Tigran Petrosian was partly deaf, you all know that?? He wore a hearing-aid during his matches, which sometimes led to strange situations. On one occasion, Tigran offered a draw to Svetozar Gligoric which Gligoric initially refused in surprise, but he changed his mind in a few seconds and re-offered a draw. However, Tigran didn't even respond, instead went ahead and won the game! How it happened was that Tigran actually turned off his hearing aid. He couldn't hear what Svetozar Gligoric said to him. Oh, my goodness!!

Well, I'm deaf, too. LOL LOL LOL

Cheers to the Roarin' Tigran Petrosian!!


Premium Chessgames Member
  Petrosianic: What does any of that have to do with this game?
Jan-23-12  King Death: Tiger: "Think you're gettin some counterplay kid? Heh heh heh......"

This game looks like it was played between players of different classes. A few years later I think Mecking wouldn't have played it as passively as he did.

Premium Chessgames Member
  FSR: <SuperPatzer77> Petrosian's deafness also helped him in his 1971 Candidates match against Robert Huebner. The street noise drove Hübner nuts, while Petrosian just turned off his hearing aid and went merrily along. Hübner lost a game and withdraw from the match before it was over.
Jan-24-12  King Death: <FSR> Hubner was a tough player but he seemed to have a shaky nervous system.

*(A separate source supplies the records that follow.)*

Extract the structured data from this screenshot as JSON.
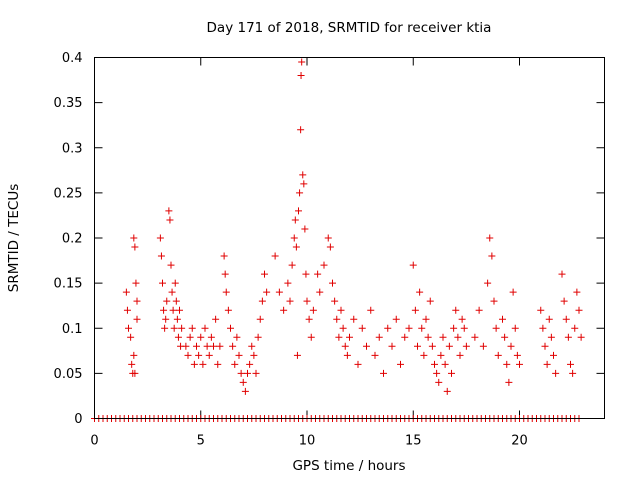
{
  "chart_data": {
    "type": "scatter",
    "title": "Day 171 of 2018, SRMTID for receiver ktia",
    "xlabel": "GPS time / hours",
    "ylabel": "SRMTID / TECUs",
    "xlim": [
      0,
      24
    ],
    "ylim": [
      0,
      0.4
    ],
    "x_ticks": [
      0,
      5,
      10,
      15,
      20
    ],
    "x_tick_labels": [
      "0",
      "5",
      "10",
      "15",
      "20"
    ],
    "y_ticks": [
      0,
      0.05,
      0.1,
      0.15,
      0.2,
      0.25,
      0.3,
      0.35,
      0.4
    ],
    "y_tick_labels": [
      "0",
      "0.05",
      "0.1",
      "0.15",
      "0.2",
      "0.25",
      "0.3",
      "0.35",
      "0.4"
    ],
    "grid": false,
    "marker": "+",
    "color": "#e00000",
    "series": [
      {
        "name": "SRMTID",
        "points": [
          [
            1.5,
            0.14
          ],
          [
            1.55,
            0.12
          ],
          [
            1.6,
            0.1
          ],
          [
            1.7,
            0.09
          ],
          [
            1.75,
            0.06
          ],
          [
            1.8,
            0.05
          ],
          [
            1.85,
            0.2
          ],
          [
            1.9,
            0.19
          ],
          [
            1.95,
            0.15
          ],
          [
            2.0,
            0.13
          ],
          [
            1.85,
            0.07
          ],
          [
            1.9,
            0.05
          ],
          [
            2.0,
            0.11
          ],
          [
            3.1,
            0.2
          ],
          [
            3.15,
            0.18
          ],
          [
            3.2,
            0.15
          ],
          [
            3.25,
            0.12
          ],
          [
            3.3,
            0.1
          ],
          [
            3.35,
            0.11
          ],
          [
            3.4,
            0.13
          ],
          [
            3.5,
            0.23
          ],
          [
            3.55,
            0.22
          ],
          [
            3.6,
            0.17
          ],
          [
            3.65,
            0.14
          ],
          [
            3.7,
            0.12
          ],
          [
            3.75,
            0.1
          ],
          [
            3.8,
            0.15
          ],
          [
            3.85,
            0.13
          ],
          [
            3.9,
            0.11
          ],
          [
            3.95,
            0.09
          ],
          [
            4.0,
            0.12
          ],
          [
            4.05,
            0.08
          ],
          [
            4.1,
            0.1
          ],
          [
            4.3,
            0.08
          ],
          [
            4.4,
            0.07
          ],
          [
            4.5,
            0.09
          ],
          [
            4.6,
            0.1
          ],
          [
            4.7,
            0.06
          ],
          [
            4.8,
            0.08
          ],
          [
            4.9,
            0.07
          ],
          [
            5.0,
            0.09
          ],
          [
            5.1,
            0.06
          ],
          [
            5.2,
            0.1
          ],
          [
            5.3,
            0.08
          ],
          [
            5.4,
            0.07
          ],
          [
            5.5,
            0.09
          ],
          [
            5.6,
            0.08
          ],
          [
            5.7,
            0.11
          ],
          [
            5.8,
            0.06
          ],
          [
            5.9,
            0.08
          ],
          [
            6.1,
            0.18
          ],
          [
            6.15,
            0.16
          ],
          [
            6.2,
            0.14
          ],
          [
            6.3,
            0.12
          ],
          [
            6.4,
            0.1
          ],
          [
            6.5,
            0.08
          ],
          [
            6.6,
            0.06
          ],
          [
            6.7,
            0.09
          ],
          [
            6.8,
            0.07
          ],
          [
            6.9,
            0.05
          ],
          [
            7.0,
            0.04
          ],
          [
            7.1,
            0.03
          ],
          [
            7.2,
            0.05
          ],
          [
            7.3,
            0.06
          ],
          [
            7.4,
            0.08
          ],
          [
            7.5,
            0.07
          ],
          [
            7.6,
            0.05
          ],
          [
            7.7,
            0.09
          ],
          [
            7.8,
            0.11
          ],
          [
            7.9,
            0.13
          ],
          [
            8.0,
            0.16
          ],
          [
            8.1,
            0.14
          ],
          [
            8.5,
            0.18
          ],
          [
            8.7,
            0.14
          ],
          [
            8.9,
            0.12
          ],
          [
            9.1,
            0.15
          ],
          [
            9.2,
            0.13
          ],
          [
            9.3,
            0.17
          ],
          [
            9.4,
            0.2
          ],
          [
            9.45,
            0.22
          ],
          [
            9.5,
            0.19
          ],
          [
            9.55,
            0.07
          ],
          [
            9.6,
            0.23
          ],
          [
            9.65,
            0.25
          ],
          [
            9.7,
            0.32
          ],
          [
            9.72,
            0.38
          ],
          [
            9.75,
            0.395
          ],
          [
            9.8,
            0.27
          ],
          [
            9.85,
            0.26
          ],
          [
            9.9,
            0.21
          ],
          [
            9.95,
            0.16
          ],
          [
            10.0,
            0.13
          ],
          [
            10.1,
            0.11
          ],
          [
            10.2,
            0.09
          ],
          [
            10.3,
            0.12
          ],
          [
            10.5,
            0.16
          ],
          [
            10.6,
            0.14
          ],
          [
            10.8,
            0.17
          ],
          [
            11.0,
            0.2
          ],
          [
            11.1,
            0.19
          ],
          [
            11.2,
            0.15
          ],
          [
            11.3,
            0.13
          ],
          [
            11.4,
            0.11
          ],
          [
            11.5,
            0.09
          ],
          [
            11.6,
            0.12
          ],
          [
            11.7,
            0.1
          ],
          [
            11.8,
            0.08
          ],
          [
            11.9,
            0.07
          ],
          [
            12.0,
            0.09
          ],
          [
            12.2,
            0.11
          ],
          [
            12.4,
            0.06
          ],
          [
            12.6,
            0.1
          ],
          [
            12.8,
            0.08
          ],
          [
            13.0,
            0.12
          ],
          [
            13.2,
            0.07
          ],
          [
            13.4,
            0.09
          ],
          [
            13.6,
            0.05
          ],
          [
            13.8,
            0.1
          ],
          [
            14.0,
            0.08
          ],
          [
            14.2,
            0.11
          ],
          [
            14.4,
            0.06
          ],
          [
            14.6,
            0.09
          ],
          [
            14.8,
            0.1
          ],
          [
            15.0,
            0.17
          ],
          [
            15.1,
            0.12
          ],
          [
            15.2,
            0.08
          ],
          [
            15.3,
            0.14
          ],
          [
            15.4,
            0.1
          ],
          [
            15.5,
            0.07
          ],
          [
            15.6,
            0.11
          ],
          [
            15.7,
            0.09
          ],
          [
            15.8,
            0.13
          ],
          [
            15.9,
            0.08
          ],
          [
            16.0,
            0.06
          ],
          [
            16.1,
            0.05
          ],
          [
            16.2,
            0.04
          ],
          [
            16.3,
            0.07
          ],
          [
            16.4,
            0.09
          ],
          [
            16.5,
            0.06
          ],
          [
            16.6,
            0.03
          ],
          [
            16.7,
            0.08
          ],
          [
            16.8,
            0.05
          ],
          [
            16.9,
            0.1
          ],
          [
            17.0,
            0.12
          ],
          [
            17.1,
            0.09
          ],
          [
            17.2,
            0.07
          ],
          [
            17.3,
            0.11
          ],
          [
            17.4,
            0.1
          ],
          [
            17.5,
            0.08
          ],
          [
            17.9,
            0.09
          ],
          [
            18.1,
            0.12
          ],
          [
            18.3,
            0.08
          ],
          [
            18.5,
            0.15
          ],
          [
            18.6,
            0.2
          ],
          [
            18.7,
            0.18
          ],
          [
            18.8,
            0.13
          ],
          [
            18.9,
            0.1
          ],
          [
            19.0,
            0.07
          ],
          [
            19.2,
            0.11
          ],
          [
            19.3,
            0.09
          ],
          [
            19.4,
            0.06
          ],
          [
            19.5,
            0.04
          ],
          [
            19.6,
            0.08
          ],
          [
            19.7,
            0.14
          ],
          [
            19.8,
            0.1
          ],
          [
            19.9,
            0.07
          ],
          [
            20.0,
            0.06
          ],
          [
            21.0,
            0.12
          ],
          [
            21.1,
            0.1
          ],
          [
            21.2,
            0.08
          ],
          [
            21.3,
            0.06
          ],
          [
            21.4,
            0.11
          ],
          [
            21.5,
            0.09
          ],
          [
            21.6,
            0.07
          ],
          [
            21.7,
            0.05
          ],
          [
            22.0,
            0.16
          ],
          [
            22.1,
            0.13
          ],
          [
            22.2,
            0.11
          ],
          [
            22.3,
            0.09
          ],
          [
            22.4,
            0.06
          ],
          [
            22.5,
            0.05
          ],
          [
            22.6,
            0.1
          ],
          [
            22.7,
            0.14
          ],
          [
            22.8,
            0.12
          ],
          [
            22.9,
            0.09
          ]
        ],
        "zero_points_x": [
          0.0,
          0.2,
          0.4,
          0.6,
          0.8,
          1.0,
          1.2,
          1.4,
          1.6,
          1.8,
          2.0,
          2.2,
          2.4,
          2.6,
          2.8,
          3.0,
          3.2,
          3.4,
          3.6,
          3.8,
          4.0,
          4.2,
          4.4,
          4.6,
          4.8,
          5.0,
          5.2,
          5.4,
          5.6,
          5.8,
          6.0,
          6.2,
          6.4,
          6.6,
          6.8,
          7.0,
          7.2,
          7.4,
          7.6,
          7.8,
          8.0,
          8.2,
          8.4,
          8.6,
          8.8,
          9.0,
          9.2,
          9.4,
          9.6,
          9.8,
          10.0,
          10.2,
          10.4,
          10.6,
          10.8,
          11.0,
          11.2,
          11.4,
          11.6,
          11.8,
          12.0,
          12.2,
          12.4,
          12.6,
          12.8,
          13.0,
          13.2,
          13.4,
          13.6,
          13.8,
          14.0,
          14.2,
          14.4,
          14.6,
          14.8,
          15.0,
          15.2,
          15.4,
          15.6,
          15.8,
          16.0,
          16.2,
          16.4,
          16.6,
          16.8,
          17.0,
          17.2,
          17.4,
          17.6,
          17.8,
          18.0,
          18.2,
          18.4,
          18.6,
          18.8,
          19.0,
          19.2,
          19.4,
          19.6,
          19.8,
          20.0,
          20.2,
          20.4,
          20.6,
          20.8,
          21.0,
          21.2,
          21.4,
          21.6,
          21.8,
          22.0,
          22.2,
          22.4,
          22.6,
          22.8
        ]
      }
    ]
  }
}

There was that match you mentioned and his nerves gave way against Petrosian at another crucial time: Huebner vs Petrosian, 1976. A win there would have put him in the Candidates since a quick draw with Larsen in the last round left Hubner half a point out of the three way playoff.
Premium Chessgames Member
  SuperPatzer77: <FSR> Thanks for the story about Tigran Petrosian's 1971 Candidates match against Robert Huebner.

I'm totally glad to be deaf. LOL LOL. <FSR> You can be psychologically deaf. LOL LOL.